Tell us a bit about your organization and what your specialty is in the film and video space.
City Gate Entertainment was created to help tell entertainment based stories about brands making positive change in the world. We focus mostly on working with non-profits and telling their stories in film or tv series format so that a wider audience of viewers can get to know them, the stories they have to tell, and the work they are doing.
What is your organization’s ethos and how does it set you apart from industry competitors?
Our ethos is to love what you do, and love who you do it with. This acts as a filter not only for the people we choose to work with but also our clients. If someone has a large budget, but as a team we wouldn’t love doing the work or working with them, we pass.
If someone is acting more as a value extractor than a value creator we move on. Not everyone is the right fit for everywhere and that’s okay. But having this simple test to run people, projects, and clients by is incredibly helpful.
How can people join or learn more about what you do?
Follow us on social media (FaceBook, Instagram), like plumbers who have leaky pipes, we’re working on having more fun there and not being as invisible as we have been.
Tell us about your Telly Award winning piece. What’s the story behind it?
The Mercy Ships is a reality based tv series that follows the hundreds of amazing volunteers from more than 60 nations who give of their time and talents to serve on the world’s largest civilian run hospital ships off the coast of Madagascar and Sierra Leone.
It’s like a floating village with not just doctors, nurses, and surgeons but people who volunteer to do everything it takes to run these ships including IT, HR, Crew Bank, School, Food Service, Hospitality, and Ship Operation. Literally hundreds of people all working in their own special talents to make free surgeries and medical care possible to those who would otherwise not have access to it.
But beyond that they are teaching local medical staff and training them in procedures and medical processes so that the local community is invested in and given a more educated and sustainable healthcare system whether Mercy Ships is there or not.
The show follows the volunteers in this amazing work, but also shows what life is like onboard when they’re not working. Just like each of us, the volunteers all have hobbies, interests, and lives they live outside of work, and the show gives viewers the chance to be virtual stowaways and experience it all for themselves.
What are you most proud of about this piece? What was your biggest challenge during production and how did you solve it?
I’m proud of the response we got from so many of the volunteers who were proud to see the project because it captured the experience and efforts they go through on a daily basis. Too often a production comes in with their own ideas of what something should be for whatever reason, but to come in and listen and build relationships with the crew so that they want you to come back is something to be proud of.
The biggest challenge is probably just navigating the need to film, with the need for the ship to be able to do what it is there to do. We have to be able to capture what we needed to make a 10 episode series and now a Second Season, but not get in the way of the life saving work that is being done.
Thankfully we had a great production team and worked with a fantastic team on ship to organize everything. And honestly, just being what we’d call normal humans, and treating others as humans, and listening, and being flexible so that you can find other solutions to needs is what solves all of that.

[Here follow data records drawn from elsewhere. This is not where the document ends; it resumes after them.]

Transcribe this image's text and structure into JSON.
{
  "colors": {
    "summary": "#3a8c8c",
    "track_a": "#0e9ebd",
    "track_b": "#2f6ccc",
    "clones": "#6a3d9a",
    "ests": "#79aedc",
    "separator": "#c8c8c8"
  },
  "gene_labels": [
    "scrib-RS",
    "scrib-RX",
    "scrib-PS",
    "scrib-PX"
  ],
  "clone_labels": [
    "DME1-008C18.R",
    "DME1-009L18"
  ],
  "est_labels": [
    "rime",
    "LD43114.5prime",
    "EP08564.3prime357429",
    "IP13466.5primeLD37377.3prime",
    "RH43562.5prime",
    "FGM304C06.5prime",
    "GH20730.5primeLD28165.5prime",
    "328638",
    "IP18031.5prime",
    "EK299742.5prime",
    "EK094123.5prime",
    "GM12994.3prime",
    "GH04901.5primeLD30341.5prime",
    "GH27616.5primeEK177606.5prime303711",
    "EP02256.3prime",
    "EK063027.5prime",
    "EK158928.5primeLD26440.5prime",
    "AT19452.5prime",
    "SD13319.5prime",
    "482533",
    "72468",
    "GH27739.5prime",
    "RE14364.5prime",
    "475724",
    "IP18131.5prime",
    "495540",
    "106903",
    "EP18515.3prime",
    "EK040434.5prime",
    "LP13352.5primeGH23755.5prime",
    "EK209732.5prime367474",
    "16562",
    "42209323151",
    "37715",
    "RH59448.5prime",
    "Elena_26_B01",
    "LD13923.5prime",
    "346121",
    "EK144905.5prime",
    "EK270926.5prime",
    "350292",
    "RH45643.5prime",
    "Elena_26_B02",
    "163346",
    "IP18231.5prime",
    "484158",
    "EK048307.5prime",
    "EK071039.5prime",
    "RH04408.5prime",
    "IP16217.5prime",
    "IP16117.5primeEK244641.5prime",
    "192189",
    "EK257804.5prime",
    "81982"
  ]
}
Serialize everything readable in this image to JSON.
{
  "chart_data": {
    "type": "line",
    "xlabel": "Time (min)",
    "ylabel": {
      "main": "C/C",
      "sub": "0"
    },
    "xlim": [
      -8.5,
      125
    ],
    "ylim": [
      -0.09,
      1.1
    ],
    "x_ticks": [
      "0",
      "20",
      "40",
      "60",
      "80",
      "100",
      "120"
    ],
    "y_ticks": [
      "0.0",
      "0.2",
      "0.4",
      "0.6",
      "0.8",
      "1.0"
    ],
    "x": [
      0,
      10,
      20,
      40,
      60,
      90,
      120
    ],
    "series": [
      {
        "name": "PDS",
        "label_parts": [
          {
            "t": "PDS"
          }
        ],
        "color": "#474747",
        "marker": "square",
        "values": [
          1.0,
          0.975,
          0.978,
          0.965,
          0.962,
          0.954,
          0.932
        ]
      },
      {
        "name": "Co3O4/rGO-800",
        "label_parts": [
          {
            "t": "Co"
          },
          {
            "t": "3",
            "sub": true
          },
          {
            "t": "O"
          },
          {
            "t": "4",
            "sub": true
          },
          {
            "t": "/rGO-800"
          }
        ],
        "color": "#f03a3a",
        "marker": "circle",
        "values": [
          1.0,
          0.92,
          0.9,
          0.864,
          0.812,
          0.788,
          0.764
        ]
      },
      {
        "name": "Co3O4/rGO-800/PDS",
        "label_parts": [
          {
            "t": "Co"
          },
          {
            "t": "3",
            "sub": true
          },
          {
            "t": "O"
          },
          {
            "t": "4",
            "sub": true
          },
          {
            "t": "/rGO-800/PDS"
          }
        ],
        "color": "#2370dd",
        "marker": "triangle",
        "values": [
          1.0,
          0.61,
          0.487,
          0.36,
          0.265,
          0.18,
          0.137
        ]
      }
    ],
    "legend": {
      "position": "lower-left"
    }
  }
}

As I said earlier, going in with a mentality to create value for those you are working with, and serving them in your efforts to capture what you need is what makes it work.
Do you have any advice to other filmmakers based on your career or your team’s approach to work?
Always seek to bring value in whatever job you find yourself doing. Make it personal, but don’t take it personal. Do the work until you can be proud of it, because at the end of the day if no one else sees it but you, you want to know you did your absolute best.
Be kind to others, we’ve all had bad days, we’ve all tried something for the first time and will again. For us we measure success as this, when everything is done, does everyone look around and say, “Wow, that was tough… when can we do it again?”
Can you share a behind the scenes story or fun fact about the making of your piece?
Over the course of filming I got to know Captain O’Shea really well and we’ve become friends. Captain O’Shea is an amazing man who serves on board both ships from time to time and he would say to me in his Irish accent, “My job as a Captain is to keep the drama on board as minimal as possible, but your job as the director is to make it as much as possible!”
Tell us about the most memorable response you got from this work.
One of the best responses we’ve gotten is someone who said they had heard about Mercy Ships, had applied to volunteer, but then chickened out. But after seeing the show they are now going to apply again and go.
We’ve heard from numerous people that they had no idea there were so many non-medical opportunities to volunteer and that they were going to apply. To see that the work we’re doing is literally bringing more people to the ship to volunteer and help others through this life saving work makes all the long hours worth it.
Complete this sentence: ‘Great video storytelling is…’
… giving the audience something worth paying attention to and hopefully inspiring them to become better people after they see it.